Entonces es preciso formular nuevas técnicas de ventas para este nuevo producto. Se determina, con eficaces reglamentos y normas dictadas desde el poder, que de "ahora" en adelante sólo se negociará con instituciones, llámese sindicatos, agrupaciones o entidades comerciales en forma de pequeñas empresas culturales. Festín para los inútiles, la labor del artista debe ahora someterse a la regulación de su mercader propio, cuando lo hay, para acceder al gran público receptor.
La receta es eficaz. Frente a la cesantía producida por el posmodernismo en la acumulación entrópica, en cuyo centro se ubica el más poderoso, aparecen los intermediarios, los gestores culturales. Se trata de individuos formados en el campo partidario a quienes se les bendice, a través de la Universidad, con un certificado ad hoc como carta patente para birlar la ganancia del artista; una nueva y original forma de plusvalía.
En Chile, y con mayor razón en Valparaíso, puesto que esta ciudad ha recibido dos nombradías importantes, la aparición de este sujeto se ha hecho notoria. El hecho de haber sido declarado Ciudad Patrimonio de la Humanidad y Sede de la Institucionalidad Cultural, supone la posibilidad de enormes y variados recursos económicos. Por un lado, la cifra de cincuenta millones de dólares a través de un préstamo blando; por otro, la instalación de un servicio público en la ciudad, que requerirá -se cree- de nuevos y bien pagados funcionarios. No es poco el interés.

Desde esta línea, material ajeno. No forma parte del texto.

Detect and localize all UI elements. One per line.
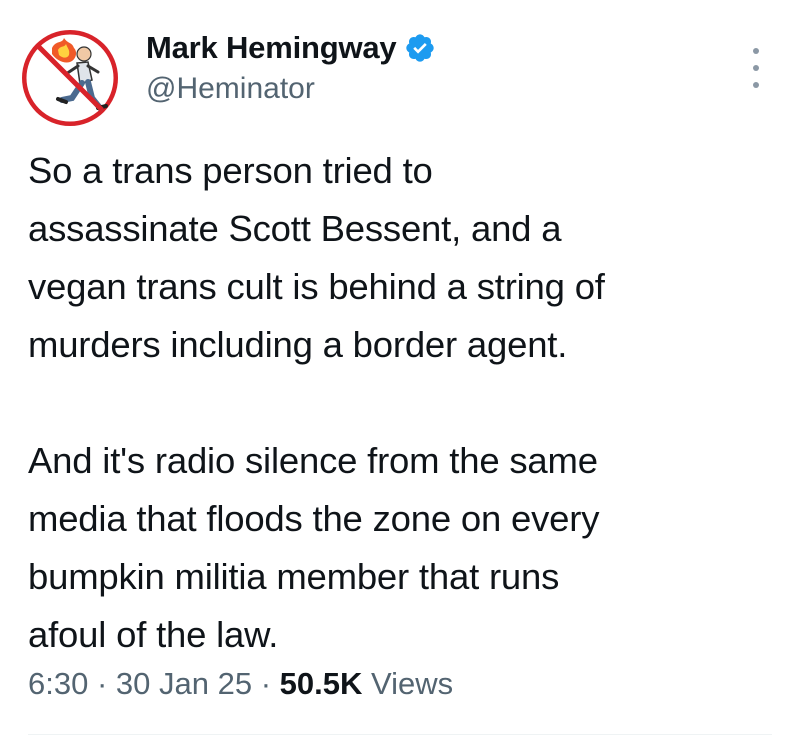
views-label[interactable]: Views <box>371 666 453 701</box>
handle[interactable]: @Heminator <box>146 72 436 106</box>
views-count[interactable]: 50.5K <box>280 666 363 701</box>
tweet-paragraph: So a trans person tried to assassinate S… <box>28 150 605 365</box>
avatar[interactable] <box>22 30 118 126</box>
meta-separator: · <box>96 666 108 701</box>
more-dot <box>753 82 759 88</box>
display-name[interactable]: Mark Hemingway <box>146 30 397 66</box>
tweet-text: So a trans person tried to assassinate S… <box>28 142 768 664</box>
more-options-icon[interactable] <box>744 48 768 88</box>
author-block: Mark Hemingway @Heminator <box>146 28 436 106</box>
meta-separator: · <box>260 666 272 701</box>
tweet-time[interactable]: 6:30 <box>28 666 88 701</box>
tweet-date[interactable]: 30 Jan 25 <box>116 666 252 701</box>
verified-badge-icon[interactable] <box>404 32 436 64</box>
tweet-meta: 6:30 · 30 Jan 25 · 50.5K Views <box>28 666 453 702</box>
more-dot <box>753 65 759 71</box>
name-row: Mark Hemingway <box>146 28 436 68</box>
more-dot <box>753 48 759 54</box>
tweet-paragraph: And it's radio silence from the same med… <box>28 440 600 655</box>
divider <box>28 734 772 735</box>
tweet-card: Mark Hemingway @Heminator So a trans per… <box>0 0 800 742</box>
man-running-from-fire-icon <box>22 30 118 126</box>
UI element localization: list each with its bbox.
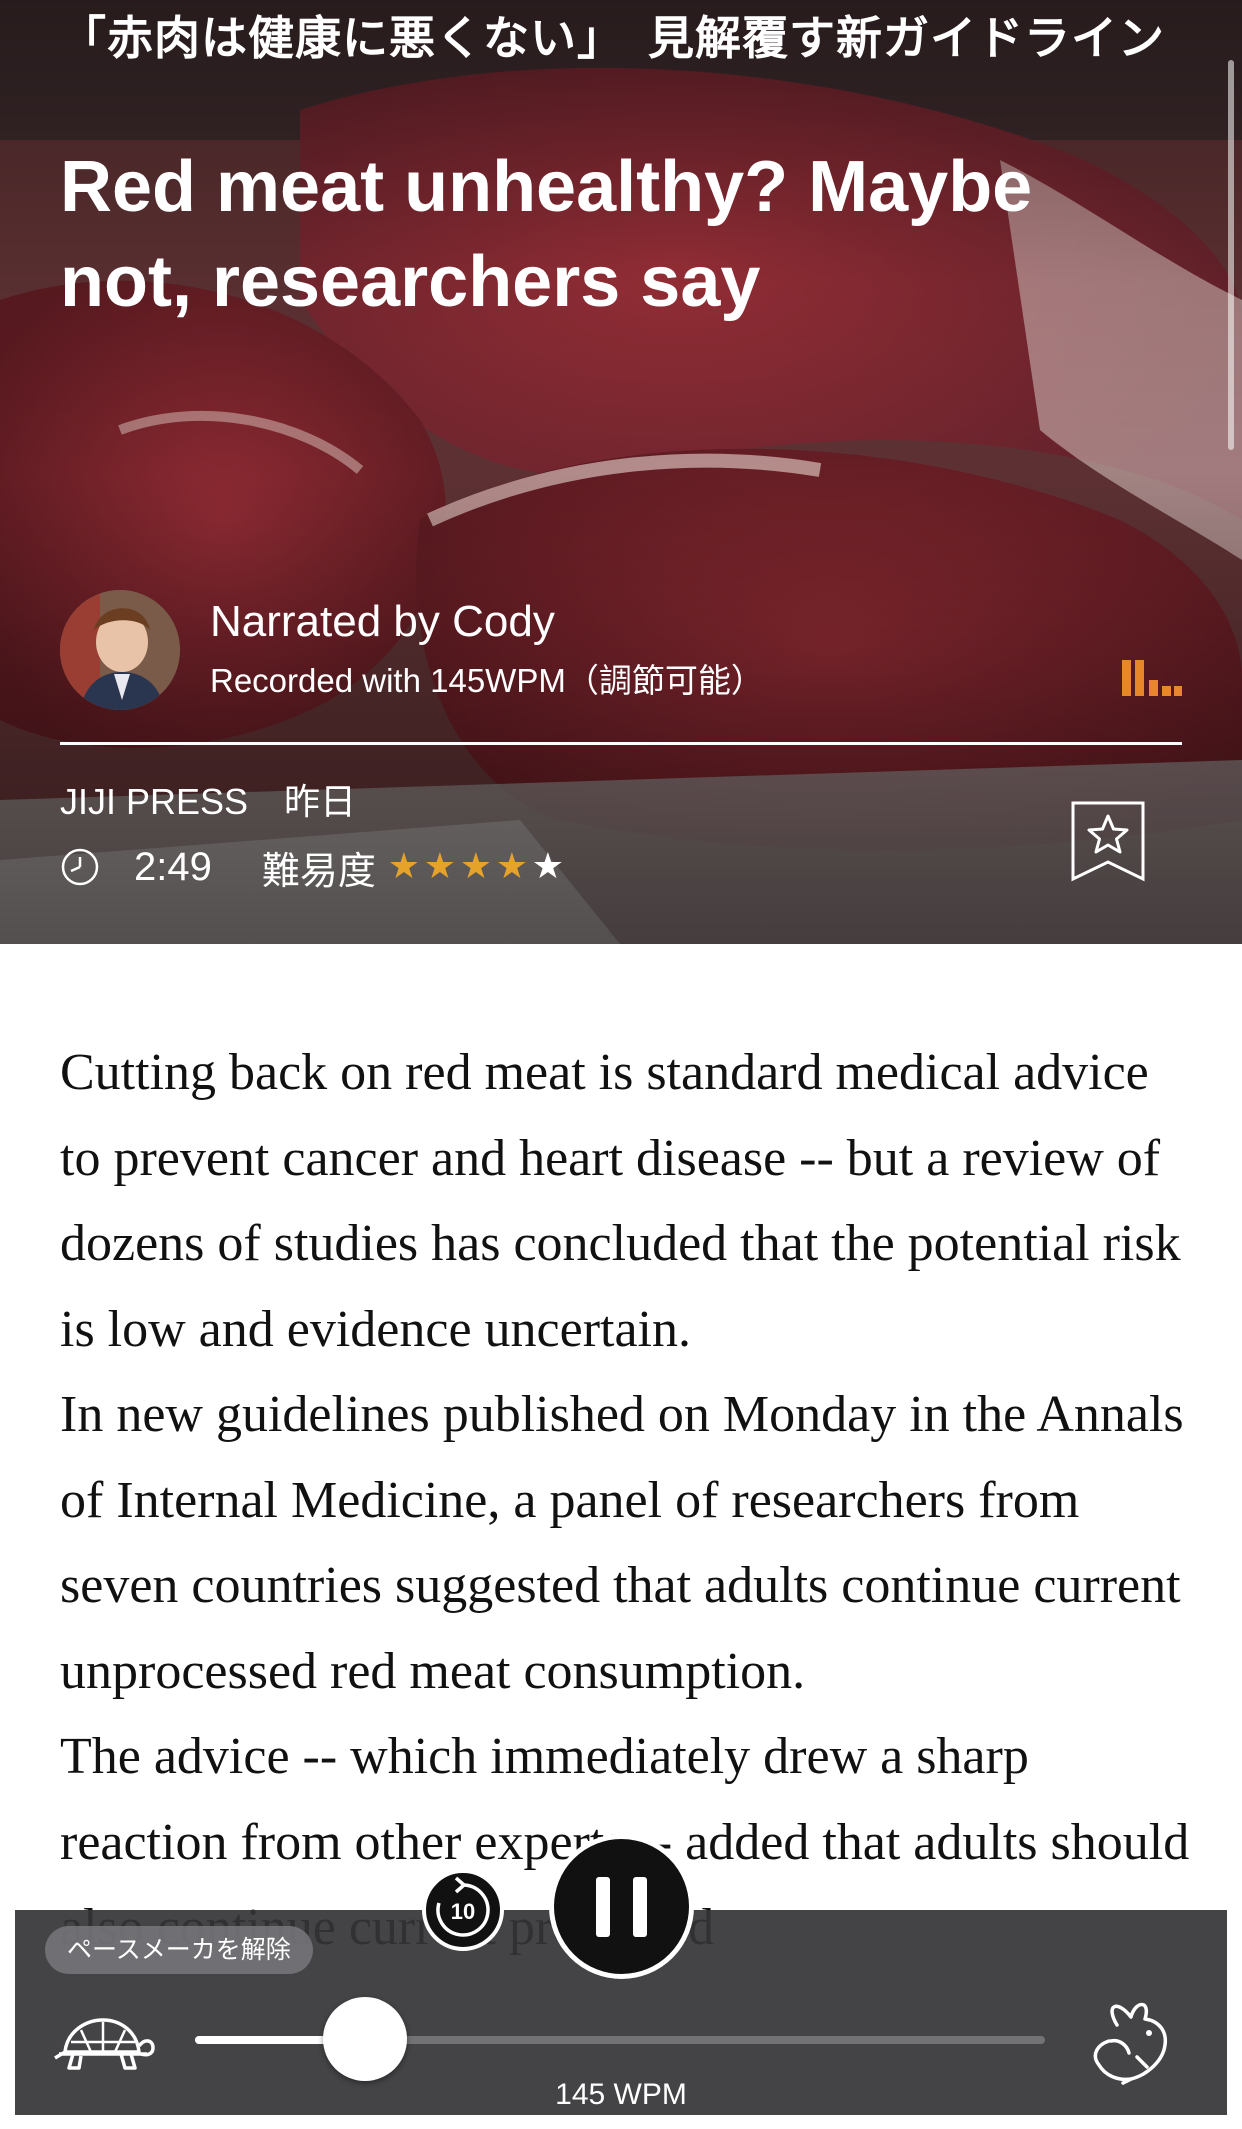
narrator-avatar[interactable]: [60, 590, 180, 710]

Diversas reuniones, cursillos y "eventos" (como se denomina hoy a cualquier acto, hecho o acontecimiento no preparado) se han organizado para funcionarios de estamentos relacionados con la cultura y distintos asociados en el terreno político, para prepararlos en la "gestión" cultural. La convocatoria, en estos casos, es interna; por no decir secreta, y no llega a oídos de los artistas. Los pocos quienes han accedido a estos encuentros, comentan sobre la total ignorancia de los participantes sobre la cuestión artística, cuando no cultural a secas.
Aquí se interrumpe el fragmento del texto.